Altered Histone Acetylation and Gene Expression in Cancer

Wataru Yasui

Histone acetylation and chromatin remodeling linked with CpG island methylation play a major role in epigenetic regulation of gene expression. Acetylation of histories through histone acetyltransferases and deacetylases disrupts nucleosome structure that leads to DNA relaxation and subsequent increase in accessibility for transcription factors. By Western blotting using anti-acetylated histone H4, the level of acetylated histone H4 expression was obviously reduced in a majority of gastrointestinal cancers in comparison with non-neoplastic mucosa, indicating hypoacetylation status. Immunohistochemical analysis revealed that whereas acetylated histone H4 was uniformly expressed in the nuclei of non-neoplastic epithelial and stromal cells, the expression of acetylated histone H4 was reduced in 70-80% of gastrointestinal carcinomas and 30-40% of adenomas. Furthermore, hypoacetylation status of historic H4 was associated with depth of tumor invasion and nodal metastasis. The histone deacetylase inhibitor trichostatin A (TSA) increases historic acetylation, inhibits cell growth, and induces apoptosis of various human cancers, including oral and gastric cancer cell lines.

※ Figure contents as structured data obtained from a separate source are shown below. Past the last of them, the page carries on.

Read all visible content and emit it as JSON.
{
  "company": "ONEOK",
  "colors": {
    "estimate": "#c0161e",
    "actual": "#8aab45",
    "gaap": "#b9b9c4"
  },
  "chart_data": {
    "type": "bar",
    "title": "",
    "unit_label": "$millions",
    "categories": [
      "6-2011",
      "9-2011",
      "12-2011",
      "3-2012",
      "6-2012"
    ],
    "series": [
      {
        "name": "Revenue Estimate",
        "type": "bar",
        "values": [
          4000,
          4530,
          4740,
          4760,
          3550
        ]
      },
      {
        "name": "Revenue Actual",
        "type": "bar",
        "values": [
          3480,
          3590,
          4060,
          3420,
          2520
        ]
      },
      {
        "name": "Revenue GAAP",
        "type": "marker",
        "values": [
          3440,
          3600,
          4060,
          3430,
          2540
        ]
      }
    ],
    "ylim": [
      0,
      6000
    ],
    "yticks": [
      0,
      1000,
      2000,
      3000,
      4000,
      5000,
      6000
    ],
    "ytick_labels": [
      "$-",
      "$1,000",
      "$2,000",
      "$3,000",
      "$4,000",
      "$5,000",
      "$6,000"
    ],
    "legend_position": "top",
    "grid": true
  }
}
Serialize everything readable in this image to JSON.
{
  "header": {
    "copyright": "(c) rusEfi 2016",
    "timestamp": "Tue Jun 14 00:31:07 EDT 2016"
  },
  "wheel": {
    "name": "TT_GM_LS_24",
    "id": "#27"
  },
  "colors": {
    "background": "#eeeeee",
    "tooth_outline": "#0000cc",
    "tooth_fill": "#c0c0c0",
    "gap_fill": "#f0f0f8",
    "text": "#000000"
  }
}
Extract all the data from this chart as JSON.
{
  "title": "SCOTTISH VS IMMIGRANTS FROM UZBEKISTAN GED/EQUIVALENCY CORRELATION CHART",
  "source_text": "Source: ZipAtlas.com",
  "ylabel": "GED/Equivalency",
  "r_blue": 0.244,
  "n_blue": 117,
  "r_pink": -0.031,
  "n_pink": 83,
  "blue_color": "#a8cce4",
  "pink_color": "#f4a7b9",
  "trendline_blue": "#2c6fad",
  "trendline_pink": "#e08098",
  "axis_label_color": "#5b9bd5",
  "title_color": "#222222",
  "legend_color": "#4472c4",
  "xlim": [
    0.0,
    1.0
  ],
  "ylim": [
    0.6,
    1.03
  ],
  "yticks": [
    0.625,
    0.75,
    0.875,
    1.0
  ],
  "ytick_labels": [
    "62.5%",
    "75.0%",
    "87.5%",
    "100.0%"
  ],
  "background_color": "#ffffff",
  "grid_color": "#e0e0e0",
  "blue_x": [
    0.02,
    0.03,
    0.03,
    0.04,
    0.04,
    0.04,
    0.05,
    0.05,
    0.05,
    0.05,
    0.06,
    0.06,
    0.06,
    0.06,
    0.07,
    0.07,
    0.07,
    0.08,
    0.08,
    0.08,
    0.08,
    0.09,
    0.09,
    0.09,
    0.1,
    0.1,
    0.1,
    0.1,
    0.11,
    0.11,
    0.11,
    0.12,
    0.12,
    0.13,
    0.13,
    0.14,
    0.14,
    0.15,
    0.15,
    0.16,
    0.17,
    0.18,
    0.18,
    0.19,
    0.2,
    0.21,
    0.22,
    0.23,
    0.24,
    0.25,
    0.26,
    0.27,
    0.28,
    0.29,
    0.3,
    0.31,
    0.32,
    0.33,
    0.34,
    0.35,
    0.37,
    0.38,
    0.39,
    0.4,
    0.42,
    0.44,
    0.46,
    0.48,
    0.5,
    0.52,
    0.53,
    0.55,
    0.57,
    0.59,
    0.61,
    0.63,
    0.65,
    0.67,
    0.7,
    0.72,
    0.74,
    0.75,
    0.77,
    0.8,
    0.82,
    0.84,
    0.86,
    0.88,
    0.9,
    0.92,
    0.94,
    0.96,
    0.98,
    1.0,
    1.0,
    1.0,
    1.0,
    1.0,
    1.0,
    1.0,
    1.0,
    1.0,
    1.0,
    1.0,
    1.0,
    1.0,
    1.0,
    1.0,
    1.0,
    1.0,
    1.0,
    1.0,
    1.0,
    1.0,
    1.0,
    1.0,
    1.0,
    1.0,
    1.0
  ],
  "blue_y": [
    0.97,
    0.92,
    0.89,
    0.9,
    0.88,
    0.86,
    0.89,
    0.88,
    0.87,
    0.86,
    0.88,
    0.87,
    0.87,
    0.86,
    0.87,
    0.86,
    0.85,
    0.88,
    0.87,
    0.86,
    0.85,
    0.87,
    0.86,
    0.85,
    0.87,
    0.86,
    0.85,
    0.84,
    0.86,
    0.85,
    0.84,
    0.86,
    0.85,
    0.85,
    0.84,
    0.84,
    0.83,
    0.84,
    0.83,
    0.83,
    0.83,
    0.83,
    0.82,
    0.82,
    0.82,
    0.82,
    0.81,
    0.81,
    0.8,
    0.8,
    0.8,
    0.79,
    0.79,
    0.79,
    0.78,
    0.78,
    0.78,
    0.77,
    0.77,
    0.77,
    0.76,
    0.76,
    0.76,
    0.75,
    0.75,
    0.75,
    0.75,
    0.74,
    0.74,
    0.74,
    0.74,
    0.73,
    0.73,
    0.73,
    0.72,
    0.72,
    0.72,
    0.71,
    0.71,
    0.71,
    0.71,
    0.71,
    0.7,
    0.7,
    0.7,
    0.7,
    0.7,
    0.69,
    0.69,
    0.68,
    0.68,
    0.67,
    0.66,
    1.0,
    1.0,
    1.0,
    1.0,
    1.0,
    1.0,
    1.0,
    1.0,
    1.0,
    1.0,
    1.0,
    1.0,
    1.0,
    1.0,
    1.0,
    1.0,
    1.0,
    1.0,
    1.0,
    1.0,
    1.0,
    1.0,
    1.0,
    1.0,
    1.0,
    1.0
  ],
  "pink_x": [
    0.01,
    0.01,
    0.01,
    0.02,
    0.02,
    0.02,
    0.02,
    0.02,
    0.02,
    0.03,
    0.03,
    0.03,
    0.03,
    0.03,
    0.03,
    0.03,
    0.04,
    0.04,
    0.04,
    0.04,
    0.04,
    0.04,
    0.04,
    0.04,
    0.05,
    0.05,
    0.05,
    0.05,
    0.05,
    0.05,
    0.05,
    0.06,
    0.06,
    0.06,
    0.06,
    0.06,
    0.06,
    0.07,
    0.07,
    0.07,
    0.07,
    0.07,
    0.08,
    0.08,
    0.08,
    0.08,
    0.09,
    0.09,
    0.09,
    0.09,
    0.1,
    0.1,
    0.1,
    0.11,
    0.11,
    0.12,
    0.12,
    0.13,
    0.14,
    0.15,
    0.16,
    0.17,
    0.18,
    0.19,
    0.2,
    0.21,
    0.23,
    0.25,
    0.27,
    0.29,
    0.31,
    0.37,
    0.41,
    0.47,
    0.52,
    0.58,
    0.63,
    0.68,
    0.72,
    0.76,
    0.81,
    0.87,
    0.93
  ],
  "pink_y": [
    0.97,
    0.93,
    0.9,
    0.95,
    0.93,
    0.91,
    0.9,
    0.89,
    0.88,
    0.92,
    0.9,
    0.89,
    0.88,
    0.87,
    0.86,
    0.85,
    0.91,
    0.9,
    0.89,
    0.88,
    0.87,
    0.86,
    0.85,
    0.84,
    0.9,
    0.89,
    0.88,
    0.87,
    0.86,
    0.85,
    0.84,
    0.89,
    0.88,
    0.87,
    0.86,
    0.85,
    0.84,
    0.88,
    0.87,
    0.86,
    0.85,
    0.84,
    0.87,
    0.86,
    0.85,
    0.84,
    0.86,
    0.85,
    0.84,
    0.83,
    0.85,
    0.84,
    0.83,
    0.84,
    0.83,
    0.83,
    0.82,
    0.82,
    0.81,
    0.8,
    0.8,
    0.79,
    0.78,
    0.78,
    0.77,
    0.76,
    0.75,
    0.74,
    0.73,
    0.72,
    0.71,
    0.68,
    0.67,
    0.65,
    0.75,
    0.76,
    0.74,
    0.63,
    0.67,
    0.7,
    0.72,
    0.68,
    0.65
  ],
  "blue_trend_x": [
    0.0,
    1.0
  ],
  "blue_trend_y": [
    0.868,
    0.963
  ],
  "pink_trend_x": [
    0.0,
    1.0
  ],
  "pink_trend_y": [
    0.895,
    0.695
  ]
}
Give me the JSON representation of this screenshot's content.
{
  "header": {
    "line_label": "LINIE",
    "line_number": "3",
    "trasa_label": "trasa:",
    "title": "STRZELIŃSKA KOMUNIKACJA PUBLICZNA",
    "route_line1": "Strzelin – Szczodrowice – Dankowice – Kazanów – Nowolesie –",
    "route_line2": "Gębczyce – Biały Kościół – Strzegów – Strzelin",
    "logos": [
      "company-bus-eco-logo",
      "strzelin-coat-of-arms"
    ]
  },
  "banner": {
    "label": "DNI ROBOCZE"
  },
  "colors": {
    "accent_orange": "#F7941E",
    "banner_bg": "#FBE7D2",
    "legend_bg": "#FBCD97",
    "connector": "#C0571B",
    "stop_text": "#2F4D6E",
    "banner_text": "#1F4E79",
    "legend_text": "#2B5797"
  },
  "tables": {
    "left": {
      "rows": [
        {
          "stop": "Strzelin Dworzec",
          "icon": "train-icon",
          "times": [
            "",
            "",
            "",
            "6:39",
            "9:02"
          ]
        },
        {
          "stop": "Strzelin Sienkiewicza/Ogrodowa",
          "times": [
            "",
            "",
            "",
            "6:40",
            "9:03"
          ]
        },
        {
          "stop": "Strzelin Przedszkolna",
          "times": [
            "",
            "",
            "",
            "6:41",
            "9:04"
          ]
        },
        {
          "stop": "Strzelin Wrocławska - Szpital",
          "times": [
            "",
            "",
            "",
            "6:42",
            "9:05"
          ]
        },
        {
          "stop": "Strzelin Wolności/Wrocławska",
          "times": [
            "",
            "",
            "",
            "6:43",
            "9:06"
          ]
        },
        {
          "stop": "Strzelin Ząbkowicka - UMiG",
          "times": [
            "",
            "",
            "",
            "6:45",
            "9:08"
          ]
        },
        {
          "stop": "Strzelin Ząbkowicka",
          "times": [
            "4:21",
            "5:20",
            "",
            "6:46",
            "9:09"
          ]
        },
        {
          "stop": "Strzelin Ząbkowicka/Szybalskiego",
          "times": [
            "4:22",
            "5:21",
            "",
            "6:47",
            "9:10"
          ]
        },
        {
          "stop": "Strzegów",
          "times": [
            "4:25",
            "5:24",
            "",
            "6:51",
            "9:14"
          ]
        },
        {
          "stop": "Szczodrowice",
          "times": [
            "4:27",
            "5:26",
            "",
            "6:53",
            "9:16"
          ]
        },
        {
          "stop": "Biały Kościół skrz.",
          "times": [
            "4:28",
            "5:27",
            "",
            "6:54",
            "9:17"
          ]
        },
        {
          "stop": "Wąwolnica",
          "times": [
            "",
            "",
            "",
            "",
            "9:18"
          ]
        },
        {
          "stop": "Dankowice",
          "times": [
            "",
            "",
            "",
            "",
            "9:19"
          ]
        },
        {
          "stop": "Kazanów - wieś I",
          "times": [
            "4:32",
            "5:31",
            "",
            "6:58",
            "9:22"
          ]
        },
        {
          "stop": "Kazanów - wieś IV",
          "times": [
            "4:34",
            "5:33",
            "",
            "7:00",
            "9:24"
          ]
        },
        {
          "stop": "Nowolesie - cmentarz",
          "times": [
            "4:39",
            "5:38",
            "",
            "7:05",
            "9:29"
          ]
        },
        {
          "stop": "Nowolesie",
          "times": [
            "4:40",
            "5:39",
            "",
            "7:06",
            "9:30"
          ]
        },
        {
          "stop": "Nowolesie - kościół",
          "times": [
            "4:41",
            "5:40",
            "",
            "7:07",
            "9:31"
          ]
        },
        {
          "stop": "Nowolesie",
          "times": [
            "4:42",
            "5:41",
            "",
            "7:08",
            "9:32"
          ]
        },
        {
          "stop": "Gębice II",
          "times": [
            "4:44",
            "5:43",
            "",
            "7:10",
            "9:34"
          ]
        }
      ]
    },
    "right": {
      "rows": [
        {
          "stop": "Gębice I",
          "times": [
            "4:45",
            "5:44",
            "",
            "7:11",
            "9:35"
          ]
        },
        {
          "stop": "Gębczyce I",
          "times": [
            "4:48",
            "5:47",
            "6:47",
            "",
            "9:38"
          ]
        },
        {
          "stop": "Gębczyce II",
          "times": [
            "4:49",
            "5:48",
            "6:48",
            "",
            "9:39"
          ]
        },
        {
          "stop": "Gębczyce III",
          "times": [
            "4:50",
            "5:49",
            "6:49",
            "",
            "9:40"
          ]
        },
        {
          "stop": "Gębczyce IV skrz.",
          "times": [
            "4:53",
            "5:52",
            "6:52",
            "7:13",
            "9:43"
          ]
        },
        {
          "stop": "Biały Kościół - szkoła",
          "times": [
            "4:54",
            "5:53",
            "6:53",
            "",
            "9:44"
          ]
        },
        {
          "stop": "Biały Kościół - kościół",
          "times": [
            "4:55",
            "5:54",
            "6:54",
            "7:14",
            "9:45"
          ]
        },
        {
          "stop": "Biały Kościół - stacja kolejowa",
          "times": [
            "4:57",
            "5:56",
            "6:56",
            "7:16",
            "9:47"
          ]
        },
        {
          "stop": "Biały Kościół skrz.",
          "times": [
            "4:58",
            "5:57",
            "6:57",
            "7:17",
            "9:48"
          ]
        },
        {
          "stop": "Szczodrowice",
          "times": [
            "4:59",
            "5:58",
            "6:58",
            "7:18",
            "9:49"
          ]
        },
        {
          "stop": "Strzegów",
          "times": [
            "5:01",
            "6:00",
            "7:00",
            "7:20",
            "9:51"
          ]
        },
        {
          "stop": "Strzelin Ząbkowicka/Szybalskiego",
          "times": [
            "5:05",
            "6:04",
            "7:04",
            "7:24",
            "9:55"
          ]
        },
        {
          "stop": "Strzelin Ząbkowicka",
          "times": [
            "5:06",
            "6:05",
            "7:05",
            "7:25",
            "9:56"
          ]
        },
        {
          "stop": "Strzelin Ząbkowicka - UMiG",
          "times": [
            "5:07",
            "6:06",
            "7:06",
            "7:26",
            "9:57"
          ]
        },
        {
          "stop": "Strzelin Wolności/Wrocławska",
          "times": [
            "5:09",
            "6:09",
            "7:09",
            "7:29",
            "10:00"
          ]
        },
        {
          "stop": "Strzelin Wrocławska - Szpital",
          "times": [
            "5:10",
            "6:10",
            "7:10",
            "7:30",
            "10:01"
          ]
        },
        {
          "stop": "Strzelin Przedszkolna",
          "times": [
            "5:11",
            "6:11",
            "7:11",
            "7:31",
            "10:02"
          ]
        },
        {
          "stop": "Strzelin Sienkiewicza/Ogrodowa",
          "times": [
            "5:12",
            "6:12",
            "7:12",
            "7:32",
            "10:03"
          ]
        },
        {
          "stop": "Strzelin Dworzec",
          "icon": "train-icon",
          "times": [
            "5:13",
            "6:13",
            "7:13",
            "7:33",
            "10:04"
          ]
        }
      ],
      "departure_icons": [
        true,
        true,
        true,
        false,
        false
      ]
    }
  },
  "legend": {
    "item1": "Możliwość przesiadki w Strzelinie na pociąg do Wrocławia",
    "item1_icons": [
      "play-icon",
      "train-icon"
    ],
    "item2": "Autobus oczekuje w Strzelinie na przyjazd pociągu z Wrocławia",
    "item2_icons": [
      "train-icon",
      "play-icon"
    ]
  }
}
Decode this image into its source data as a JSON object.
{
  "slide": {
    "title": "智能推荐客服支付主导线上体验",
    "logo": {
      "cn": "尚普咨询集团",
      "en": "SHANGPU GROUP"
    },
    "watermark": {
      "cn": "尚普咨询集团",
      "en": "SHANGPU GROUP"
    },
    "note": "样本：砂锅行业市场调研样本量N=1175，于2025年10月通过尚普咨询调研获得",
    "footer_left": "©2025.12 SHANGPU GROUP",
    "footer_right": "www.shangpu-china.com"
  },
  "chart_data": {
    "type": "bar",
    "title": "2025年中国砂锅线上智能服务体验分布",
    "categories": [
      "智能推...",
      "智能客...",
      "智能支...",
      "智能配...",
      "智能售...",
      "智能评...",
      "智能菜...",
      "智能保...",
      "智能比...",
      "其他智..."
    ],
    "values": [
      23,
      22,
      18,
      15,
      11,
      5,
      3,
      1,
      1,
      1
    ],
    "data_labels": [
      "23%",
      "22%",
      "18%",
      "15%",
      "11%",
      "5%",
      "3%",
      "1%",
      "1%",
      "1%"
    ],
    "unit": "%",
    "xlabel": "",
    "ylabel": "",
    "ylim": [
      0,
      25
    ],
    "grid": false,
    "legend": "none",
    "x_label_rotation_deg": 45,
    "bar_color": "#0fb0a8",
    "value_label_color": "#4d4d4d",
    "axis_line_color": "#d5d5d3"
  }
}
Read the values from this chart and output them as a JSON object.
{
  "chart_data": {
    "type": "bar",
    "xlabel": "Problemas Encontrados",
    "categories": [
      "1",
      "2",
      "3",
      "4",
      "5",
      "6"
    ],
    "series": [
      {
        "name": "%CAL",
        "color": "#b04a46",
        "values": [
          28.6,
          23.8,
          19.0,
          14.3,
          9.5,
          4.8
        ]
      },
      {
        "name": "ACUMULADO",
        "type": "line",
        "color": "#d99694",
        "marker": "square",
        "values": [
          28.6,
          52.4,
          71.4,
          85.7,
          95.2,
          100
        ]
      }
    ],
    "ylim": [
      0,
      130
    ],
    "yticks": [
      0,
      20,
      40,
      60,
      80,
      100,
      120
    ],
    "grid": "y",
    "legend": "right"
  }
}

TSA induced the expression of p21, CBP, Bak, and cyclin E but reduced the expression of E2F-1, E2F4, HDAC-1, and the phosphorylated form of Rb protein. In addition to these cell cycle regulators and apoptosis-related molecules, DNA microarray analysis demonstrated that TSA modulated the expression of various genes related to invasion and metastasis, such as amphiregulin, nm23, matrix metalloproteinase 1, interleukin 8, integrin beta-4, and vascular endothelial growth factor C. Histone acetylation of the promoter region was confirmed by chromatin immunoprecipitation. These findings suggest that historic deacetylation may participate in tumorigenesis, invasion, and metastasis through modulation of the expression of cell cycle regulators and apoptosis-/angiogenesis-/matrix degradation-related genes. Serial analysis of gene expression will uncover novel target genes for histone acetylation in cancers.